# Clifford algebra approach of 3D Ising model

**Authors:** Zhidong Zhang, Osamu Suzuki, Norman H. March

arXiv: 1904.04001 · 2019-04-09

## TL;DR

This paper introduces a Clifford algebra framework for the 3D Ising model, enabling linearization and topological analysis of transfer matrices through novel theorems and transformations.

## Contribution

It develops a new algebraic approach using Clifford algebra, expanding transfer matrices and applying topological and gauge transformations to analyze the 3D Ising model.

## Key findings

- Transfer matrices are expanded without changing their trace.
- A linearization process for sub-transfer matrices is established.
- Topological structures are trivialized via local transformations.

## Abstract

We develop a Clifford algebra approach for 3D Ising model. By utilizing some mathematical facts of the direct product of matrices and their trace, we expand the dimension of the transfer matrices V of the 3D Ising system by adding unit matrices I (with compensation of a factor) and adjusting their sequence, which do not change the trace of the transfer matrices V (Theorem I: Trace Invariance Theorem). It allows us to perform a linearization process on sub-transfer-matrices (Theorem II: Linearization Theorem).

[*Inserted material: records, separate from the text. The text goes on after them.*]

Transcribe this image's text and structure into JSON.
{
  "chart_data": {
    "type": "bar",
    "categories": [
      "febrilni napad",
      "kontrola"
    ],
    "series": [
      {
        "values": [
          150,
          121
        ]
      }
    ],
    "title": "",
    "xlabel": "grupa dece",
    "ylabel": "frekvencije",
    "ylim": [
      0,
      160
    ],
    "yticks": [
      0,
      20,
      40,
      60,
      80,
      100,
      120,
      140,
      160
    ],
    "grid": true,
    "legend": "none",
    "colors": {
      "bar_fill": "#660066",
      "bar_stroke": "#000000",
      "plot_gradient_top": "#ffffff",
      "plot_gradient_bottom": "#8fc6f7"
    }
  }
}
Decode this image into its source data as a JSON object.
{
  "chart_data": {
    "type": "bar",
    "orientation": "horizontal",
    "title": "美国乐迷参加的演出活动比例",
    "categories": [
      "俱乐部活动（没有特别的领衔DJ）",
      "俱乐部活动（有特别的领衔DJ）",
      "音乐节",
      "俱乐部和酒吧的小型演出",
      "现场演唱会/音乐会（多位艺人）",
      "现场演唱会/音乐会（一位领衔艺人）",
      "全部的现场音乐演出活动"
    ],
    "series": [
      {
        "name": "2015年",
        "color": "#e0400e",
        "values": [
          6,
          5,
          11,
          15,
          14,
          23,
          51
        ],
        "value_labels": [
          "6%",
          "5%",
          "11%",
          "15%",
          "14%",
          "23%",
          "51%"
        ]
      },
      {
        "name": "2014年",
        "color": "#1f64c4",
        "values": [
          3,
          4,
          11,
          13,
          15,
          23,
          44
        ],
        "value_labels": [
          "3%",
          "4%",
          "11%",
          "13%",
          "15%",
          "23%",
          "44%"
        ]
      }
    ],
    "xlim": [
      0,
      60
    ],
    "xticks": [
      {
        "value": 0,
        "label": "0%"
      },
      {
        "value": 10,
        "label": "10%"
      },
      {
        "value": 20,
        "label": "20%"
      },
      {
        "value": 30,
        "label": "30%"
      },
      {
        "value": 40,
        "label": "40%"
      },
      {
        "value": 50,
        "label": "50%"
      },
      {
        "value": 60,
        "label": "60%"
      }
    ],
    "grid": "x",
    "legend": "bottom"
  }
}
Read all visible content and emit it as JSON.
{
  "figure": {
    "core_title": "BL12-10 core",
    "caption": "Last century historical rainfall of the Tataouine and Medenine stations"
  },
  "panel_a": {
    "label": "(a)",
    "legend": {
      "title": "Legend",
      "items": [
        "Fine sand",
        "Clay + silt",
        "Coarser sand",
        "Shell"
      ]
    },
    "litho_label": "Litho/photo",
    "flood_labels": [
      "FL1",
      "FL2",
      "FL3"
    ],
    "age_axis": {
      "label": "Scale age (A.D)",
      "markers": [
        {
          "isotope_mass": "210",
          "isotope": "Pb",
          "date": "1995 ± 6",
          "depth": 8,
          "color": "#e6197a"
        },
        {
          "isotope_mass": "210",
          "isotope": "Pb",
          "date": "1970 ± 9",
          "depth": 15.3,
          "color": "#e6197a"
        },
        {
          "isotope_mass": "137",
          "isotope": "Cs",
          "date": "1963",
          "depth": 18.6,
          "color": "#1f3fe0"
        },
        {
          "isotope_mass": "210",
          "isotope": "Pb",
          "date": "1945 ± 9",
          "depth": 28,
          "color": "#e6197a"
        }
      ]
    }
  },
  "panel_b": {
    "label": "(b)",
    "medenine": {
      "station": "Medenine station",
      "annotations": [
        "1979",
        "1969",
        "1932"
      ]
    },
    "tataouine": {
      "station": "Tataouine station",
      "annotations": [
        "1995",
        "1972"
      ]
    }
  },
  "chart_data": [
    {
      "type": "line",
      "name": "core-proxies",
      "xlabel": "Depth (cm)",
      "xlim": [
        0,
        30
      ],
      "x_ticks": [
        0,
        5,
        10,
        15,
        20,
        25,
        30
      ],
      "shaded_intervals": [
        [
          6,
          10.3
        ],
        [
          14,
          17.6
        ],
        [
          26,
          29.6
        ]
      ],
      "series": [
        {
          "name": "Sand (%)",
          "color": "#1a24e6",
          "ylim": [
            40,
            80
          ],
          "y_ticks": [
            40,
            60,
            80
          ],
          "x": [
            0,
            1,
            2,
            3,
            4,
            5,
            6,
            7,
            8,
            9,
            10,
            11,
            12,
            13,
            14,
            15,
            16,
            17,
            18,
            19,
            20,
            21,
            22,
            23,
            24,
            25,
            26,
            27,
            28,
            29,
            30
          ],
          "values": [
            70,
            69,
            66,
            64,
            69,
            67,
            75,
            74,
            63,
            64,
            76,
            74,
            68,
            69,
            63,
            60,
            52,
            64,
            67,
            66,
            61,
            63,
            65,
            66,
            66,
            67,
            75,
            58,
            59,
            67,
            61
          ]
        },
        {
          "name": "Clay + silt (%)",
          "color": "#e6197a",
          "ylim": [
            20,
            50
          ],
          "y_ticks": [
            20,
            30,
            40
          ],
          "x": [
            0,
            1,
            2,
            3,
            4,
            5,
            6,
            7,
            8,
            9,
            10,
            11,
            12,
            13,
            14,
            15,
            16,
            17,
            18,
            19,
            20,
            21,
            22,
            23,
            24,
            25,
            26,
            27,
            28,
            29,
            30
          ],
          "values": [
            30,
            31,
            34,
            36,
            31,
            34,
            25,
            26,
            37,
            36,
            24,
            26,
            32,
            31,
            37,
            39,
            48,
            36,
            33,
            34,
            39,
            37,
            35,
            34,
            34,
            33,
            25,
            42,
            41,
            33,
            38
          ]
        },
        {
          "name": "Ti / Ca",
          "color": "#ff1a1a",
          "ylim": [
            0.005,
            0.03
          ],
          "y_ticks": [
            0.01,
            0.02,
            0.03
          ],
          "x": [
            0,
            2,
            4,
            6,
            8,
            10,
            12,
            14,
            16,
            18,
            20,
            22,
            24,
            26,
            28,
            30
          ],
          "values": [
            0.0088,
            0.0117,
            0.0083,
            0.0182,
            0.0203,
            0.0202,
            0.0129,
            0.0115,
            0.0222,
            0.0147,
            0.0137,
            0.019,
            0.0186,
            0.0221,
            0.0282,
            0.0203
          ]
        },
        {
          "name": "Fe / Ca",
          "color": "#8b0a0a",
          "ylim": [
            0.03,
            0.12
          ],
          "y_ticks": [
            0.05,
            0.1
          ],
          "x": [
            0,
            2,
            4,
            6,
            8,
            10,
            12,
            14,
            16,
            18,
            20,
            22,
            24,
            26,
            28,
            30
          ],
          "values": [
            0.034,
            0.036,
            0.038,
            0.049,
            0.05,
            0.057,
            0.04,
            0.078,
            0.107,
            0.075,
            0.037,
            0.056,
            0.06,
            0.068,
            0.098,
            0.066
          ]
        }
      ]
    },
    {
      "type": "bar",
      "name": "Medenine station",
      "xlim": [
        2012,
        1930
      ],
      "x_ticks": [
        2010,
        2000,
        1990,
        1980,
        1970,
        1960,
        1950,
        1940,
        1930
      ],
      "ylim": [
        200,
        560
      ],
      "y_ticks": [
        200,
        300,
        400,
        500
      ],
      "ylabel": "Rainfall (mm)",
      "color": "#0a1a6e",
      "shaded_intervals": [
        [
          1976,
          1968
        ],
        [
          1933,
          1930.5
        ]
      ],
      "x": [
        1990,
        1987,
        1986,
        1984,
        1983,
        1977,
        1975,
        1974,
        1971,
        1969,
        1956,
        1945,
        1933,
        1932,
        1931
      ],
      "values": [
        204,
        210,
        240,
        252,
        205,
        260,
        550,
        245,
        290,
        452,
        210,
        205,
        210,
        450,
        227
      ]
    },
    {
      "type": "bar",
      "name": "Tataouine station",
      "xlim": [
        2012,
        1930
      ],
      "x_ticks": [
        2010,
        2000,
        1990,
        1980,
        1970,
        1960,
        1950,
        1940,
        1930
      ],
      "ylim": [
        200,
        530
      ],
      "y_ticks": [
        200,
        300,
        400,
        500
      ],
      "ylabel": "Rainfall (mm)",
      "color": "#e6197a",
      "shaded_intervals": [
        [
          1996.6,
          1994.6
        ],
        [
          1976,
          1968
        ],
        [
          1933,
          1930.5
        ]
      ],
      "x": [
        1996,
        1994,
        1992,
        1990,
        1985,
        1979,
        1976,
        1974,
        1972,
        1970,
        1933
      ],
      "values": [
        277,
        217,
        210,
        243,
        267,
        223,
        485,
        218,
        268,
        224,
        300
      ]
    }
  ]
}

It is found that locally for each site j, the internal factor Wj in the transfer matrices can be treated as a boundary factor, which can be dealt with by a procedure similar to the Onsager-Kaufman approach for the boundary factor U in the 2D Ising model. This linearization process splits each sub-transfer matrix into 2n sub-spaces (and the whole system into 2nl sub-spaces). Furthermore, a local transformation is employed on each of the sub-transfer matrices (Theorem III: Local Transformation Theorem). The local transformation trivializes the non-trivial topological structure, while it generalizes the topological phases on the eigenvectors. This is induced by a gauge transformation in the Ising gauge lattice that is dual to the original 3D Ising model. The non-commutation of operators during the processes of linearization and local transformation can be dealt with to be commutative in the framework of the Jordan-von Neumann-Wigner procedure, in which the multiplication in Jordan algebras is applied instead of the usual matrix multiplication AB (Theorem IV: Commutation Theorem).